Ensure the integrity of your database transactions with transaction.atomic() which guarantees atomicity: all operations within the block either complete successfully or roll back if an error occurs.
Use it to group related operations (e.g. on multiple related models) into a single unit, ensuring either all succeed or none, maintaining data consistency.
from django.db import transaction
# 1. as context manager
def my_view(request):
# Non-atomic operations...
with transaction.atomic():
# Atomic block starts
# Database operations here
# Atomic block ends
# 2. as decorator
@transaction.atomic
def my_view(request):
# Entire view is an atomic block
Fascinating detail is this multi-use of the atomic object 😍, source:
# https://docs.djangoproject.com/en/4.1/_modules/django/db/transaction/
def atomic(using=None, savepoint=True, durable=False):
# Bare decorator: @atomic -- although the first argument is called
# `using`, it's actually the function being decorated.
if callable(using):
return Atomic(DEFAULT_DB_ALIAS, savepoint, durable)(using)

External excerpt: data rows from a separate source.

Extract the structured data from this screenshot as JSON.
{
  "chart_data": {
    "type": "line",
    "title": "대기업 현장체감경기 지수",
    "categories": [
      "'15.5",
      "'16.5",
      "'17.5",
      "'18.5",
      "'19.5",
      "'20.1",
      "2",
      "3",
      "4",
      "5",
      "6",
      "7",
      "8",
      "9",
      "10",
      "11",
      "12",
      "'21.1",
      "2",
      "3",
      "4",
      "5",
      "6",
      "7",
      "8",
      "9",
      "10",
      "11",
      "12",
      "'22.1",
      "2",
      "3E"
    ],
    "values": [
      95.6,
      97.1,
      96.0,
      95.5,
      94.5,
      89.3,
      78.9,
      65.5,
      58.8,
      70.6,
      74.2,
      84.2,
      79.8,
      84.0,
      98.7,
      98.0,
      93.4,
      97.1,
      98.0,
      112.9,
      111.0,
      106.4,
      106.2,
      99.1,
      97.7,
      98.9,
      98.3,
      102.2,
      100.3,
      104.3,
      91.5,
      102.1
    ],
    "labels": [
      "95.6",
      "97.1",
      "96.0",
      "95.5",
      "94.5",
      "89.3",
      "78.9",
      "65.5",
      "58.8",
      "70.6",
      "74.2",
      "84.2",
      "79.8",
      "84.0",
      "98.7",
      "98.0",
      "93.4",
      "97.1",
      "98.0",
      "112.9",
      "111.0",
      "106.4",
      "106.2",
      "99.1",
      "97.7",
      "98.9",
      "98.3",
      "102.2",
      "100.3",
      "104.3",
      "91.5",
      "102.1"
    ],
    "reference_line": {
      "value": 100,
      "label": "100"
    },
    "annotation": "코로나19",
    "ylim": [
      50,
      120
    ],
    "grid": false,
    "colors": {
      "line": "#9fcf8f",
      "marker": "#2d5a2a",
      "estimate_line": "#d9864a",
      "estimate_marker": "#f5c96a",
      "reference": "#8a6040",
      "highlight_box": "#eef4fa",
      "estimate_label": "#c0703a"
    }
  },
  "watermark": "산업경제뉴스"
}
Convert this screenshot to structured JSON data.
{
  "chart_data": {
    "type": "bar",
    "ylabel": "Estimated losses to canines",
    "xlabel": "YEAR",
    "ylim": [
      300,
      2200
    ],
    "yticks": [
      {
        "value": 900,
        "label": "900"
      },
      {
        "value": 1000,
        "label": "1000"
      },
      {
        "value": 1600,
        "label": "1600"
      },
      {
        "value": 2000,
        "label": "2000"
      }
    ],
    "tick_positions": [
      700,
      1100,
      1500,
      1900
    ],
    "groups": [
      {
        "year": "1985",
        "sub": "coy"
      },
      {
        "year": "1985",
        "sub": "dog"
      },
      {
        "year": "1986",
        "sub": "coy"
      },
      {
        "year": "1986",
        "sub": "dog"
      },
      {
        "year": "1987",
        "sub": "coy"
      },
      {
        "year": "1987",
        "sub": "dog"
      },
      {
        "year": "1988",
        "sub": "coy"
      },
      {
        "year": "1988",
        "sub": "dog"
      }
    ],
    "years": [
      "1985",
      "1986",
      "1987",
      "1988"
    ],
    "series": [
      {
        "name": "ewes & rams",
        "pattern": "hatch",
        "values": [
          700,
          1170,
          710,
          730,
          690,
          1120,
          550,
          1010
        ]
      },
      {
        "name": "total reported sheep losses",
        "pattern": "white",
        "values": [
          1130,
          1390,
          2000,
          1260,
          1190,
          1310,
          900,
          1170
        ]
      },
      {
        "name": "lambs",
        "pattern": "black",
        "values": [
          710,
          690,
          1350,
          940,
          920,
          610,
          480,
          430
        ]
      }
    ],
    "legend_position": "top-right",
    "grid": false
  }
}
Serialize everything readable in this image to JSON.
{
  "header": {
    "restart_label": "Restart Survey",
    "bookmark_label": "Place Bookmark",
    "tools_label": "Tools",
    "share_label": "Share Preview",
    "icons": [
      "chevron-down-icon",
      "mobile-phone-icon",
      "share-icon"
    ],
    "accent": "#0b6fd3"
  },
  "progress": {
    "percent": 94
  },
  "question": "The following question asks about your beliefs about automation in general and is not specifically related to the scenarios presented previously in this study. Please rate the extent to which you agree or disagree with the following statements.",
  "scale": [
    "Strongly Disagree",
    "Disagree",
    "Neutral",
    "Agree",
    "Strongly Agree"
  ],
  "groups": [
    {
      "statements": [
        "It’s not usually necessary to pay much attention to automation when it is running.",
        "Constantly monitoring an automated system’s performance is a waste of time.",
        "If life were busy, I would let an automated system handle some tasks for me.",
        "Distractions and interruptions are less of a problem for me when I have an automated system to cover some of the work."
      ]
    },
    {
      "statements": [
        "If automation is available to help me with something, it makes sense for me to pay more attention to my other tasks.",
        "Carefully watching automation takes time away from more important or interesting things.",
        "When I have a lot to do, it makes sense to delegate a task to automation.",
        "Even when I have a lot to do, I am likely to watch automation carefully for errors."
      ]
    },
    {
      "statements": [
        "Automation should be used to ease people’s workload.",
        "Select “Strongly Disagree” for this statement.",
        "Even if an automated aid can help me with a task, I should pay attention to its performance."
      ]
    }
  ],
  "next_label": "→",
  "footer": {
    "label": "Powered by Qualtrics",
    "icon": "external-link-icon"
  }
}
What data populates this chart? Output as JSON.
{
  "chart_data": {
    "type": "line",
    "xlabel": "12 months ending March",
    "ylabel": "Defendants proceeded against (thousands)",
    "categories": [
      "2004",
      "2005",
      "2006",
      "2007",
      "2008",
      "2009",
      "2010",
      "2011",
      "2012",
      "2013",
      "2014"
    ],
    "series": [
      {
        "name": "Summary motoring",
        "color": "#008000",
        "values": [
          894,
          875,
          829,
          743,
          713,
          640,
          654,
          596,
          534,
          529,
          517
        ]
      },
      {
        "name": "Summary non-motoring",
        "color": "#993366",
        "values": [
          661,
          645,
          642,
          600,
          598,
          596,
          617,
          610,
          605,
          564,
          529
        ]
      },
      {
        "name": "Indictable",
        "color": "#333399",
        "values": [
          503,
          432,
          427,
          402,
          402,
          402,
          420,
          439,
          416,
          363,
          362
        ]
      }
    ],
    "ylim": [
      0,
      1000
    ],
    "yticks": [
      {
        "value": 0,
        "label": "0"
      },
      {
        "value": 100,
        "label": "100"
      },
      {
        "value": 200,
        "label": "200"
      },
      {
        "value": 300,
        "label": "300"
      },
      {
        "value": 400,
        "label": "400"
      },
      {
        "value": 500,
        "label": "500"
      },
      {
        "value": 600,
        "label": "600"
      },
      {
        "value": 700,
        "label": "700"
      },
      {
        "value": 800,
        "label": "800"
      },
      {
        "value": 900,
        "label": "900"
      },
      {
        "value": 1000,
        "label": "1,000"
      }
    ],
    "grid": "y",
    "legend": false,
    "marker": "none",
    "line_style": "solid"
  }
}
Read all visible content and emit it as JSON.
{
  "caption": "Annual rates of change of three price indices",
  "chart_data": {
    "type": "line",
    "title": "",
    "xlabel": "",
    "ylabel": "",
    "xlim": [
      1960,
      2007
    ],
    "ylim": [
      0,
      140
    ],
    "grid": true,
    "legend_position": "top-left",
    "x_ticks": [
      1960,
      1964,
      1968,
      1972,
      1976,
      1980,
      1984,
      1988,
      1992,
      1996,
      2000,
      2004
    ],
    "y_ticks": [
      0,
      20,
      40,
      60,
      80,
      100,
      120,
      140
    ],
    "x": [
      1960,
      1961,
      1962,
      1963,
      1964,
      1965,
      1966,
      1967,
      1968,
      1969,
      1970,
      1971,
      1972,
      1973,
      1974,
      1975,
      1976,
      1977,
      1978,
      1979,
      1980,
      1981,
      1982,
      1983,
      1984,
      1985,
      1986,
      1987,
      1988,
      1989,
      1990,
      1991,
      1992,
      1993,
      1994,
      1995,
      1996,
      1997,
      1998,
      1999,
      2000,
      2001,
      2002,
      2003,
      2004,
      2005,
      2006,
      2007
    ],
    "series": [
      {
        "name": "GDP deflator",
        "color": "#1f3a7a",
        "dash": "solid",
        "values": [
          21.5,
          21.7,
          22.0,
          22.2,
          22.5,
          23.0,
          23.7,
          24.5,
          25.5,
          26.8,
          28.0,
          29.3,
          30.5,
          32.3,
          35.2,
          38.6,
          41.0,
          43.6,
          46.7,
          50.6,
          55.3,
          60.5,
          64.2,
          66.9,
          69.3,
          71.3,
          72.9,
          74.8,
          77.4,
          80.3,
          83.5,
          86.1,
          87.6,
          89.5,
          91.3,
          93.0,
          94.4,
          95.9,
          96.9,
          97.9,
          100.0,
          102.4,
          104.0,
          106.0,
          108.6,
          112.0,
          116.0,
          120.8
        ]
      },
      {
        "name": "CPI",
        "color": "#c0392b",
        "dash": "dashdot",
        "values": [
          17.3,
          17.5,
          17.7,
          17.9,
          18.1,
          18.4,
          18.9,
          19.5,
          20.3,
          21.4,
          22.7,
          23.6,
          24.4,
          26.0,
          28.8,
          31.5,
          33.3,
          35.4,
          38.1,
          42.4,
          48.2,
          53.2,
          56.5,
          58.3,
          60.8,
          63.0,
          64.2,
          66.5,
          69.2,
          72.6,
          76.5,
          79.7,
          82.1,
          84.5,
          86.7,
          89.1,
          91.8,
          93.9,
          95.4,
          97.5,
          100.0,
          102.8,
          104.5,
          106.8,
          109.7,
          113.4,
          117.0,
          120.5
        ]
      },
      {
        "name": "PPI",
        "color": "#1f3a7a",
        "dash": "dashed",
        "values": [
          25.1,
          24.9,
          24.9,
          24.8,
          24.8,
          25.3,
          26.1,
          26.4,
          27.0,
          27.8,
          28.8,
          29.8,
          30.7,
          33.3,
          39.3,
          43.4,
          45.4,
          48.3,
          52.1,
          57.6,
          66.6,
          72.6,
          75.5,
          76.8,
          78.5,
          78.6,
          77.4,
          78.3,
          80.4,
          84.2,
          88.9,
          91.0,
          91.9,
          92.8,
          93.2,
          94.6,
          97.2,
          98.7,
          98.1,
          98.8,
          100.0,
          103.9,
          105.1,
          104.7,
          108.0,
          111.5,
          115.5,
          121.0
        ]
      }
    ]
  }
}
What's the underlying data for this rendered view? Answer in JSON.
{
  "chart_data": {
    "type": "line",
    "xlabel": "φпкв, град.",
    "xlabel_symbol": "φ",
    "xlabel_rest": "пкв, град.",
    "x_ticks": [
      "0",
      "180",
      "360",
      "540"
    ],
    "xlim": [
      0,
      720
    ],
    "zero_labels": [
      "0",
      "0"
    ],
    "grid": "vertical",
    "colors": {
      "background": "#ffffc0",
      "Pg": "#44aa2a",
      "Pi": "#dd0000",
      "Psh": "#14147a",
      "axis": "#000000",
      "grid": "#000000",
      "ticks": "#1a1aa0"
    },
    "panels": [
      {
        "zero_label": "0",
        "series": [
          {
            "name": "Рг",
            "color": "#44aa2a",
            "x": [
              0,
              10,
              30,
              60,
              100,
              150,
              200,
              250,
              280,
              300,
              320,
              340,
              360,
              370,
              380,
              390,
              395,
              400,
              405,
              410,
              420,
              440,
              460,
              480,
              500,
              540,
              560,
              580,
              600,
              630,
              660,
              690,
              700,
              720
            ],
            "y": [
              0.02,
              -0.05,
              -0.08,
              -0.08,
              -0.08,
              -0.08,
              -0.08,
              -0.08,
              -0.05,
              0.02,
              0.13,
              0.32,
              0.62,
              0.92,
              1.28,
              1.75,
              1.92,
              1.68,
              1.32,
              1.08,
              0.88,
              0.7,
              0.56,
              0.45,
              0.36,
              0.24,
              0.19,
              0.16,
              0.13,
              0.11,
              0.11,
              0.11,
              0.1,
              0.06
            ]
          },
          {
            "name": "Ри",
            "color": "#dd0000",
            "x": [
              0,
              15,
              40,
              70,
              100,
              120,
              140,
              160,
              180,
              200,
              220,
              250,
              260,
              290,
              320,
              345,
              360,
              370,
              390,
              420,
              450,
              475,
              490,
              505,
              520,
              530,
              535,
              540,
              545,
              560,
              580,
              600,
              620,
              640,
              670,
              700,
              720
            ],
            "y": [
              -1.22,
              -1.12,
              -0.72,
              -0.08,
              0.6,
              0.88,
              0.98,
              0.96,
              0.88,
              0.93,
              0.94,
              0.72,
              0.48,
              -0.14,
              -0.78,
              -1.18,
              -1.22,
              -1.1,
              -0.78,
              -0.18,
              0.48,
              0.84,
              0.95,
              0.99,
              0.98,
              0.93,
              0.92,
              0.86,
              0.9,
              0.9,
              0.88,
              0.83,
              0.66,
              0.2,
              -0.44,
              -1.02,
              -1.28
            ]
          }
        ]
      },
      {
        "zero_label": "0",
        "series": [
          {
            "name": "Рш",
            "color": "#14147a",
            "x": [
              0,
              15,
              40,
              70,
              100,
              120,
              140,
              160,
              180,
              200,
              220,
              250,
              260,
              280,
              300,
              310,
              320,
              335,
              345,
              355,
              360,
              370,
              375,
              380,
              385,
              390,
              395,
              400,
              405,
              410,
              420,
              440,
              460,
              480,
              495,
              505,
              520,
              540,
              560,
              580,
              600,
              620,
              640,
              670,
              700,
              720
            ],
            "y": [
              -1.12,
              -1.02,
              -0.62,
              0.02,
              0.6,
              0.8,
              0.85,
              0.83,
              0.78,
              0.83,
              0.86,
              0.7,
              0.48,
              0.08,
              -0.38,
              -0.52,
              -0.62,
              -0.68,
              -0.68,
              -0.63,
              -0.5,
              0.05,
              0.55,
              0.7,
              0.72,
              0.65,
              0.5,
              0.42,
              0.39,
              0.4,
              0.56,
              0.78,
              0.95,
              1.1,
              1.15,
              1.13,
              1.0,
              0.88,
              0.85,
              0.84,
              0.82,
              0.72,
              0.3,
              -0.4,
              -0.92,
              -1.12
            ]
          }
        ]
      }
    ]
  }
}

# Decorator: @atomic(...) or context manager: with atomic(...): ...
else:
return Atomic(using, savepoint, durable)
The first if statement checks if the first argument (using) is a callable, which in Python typically is a function. If "using" is a function, it implies that atomic is being used as a decorator.
If atomic is not used as a decorator (meaning the "using" argument is not a callable function), it implies that it's being used as a context manager (so the enter and exit special methods of the Atomic class kick in).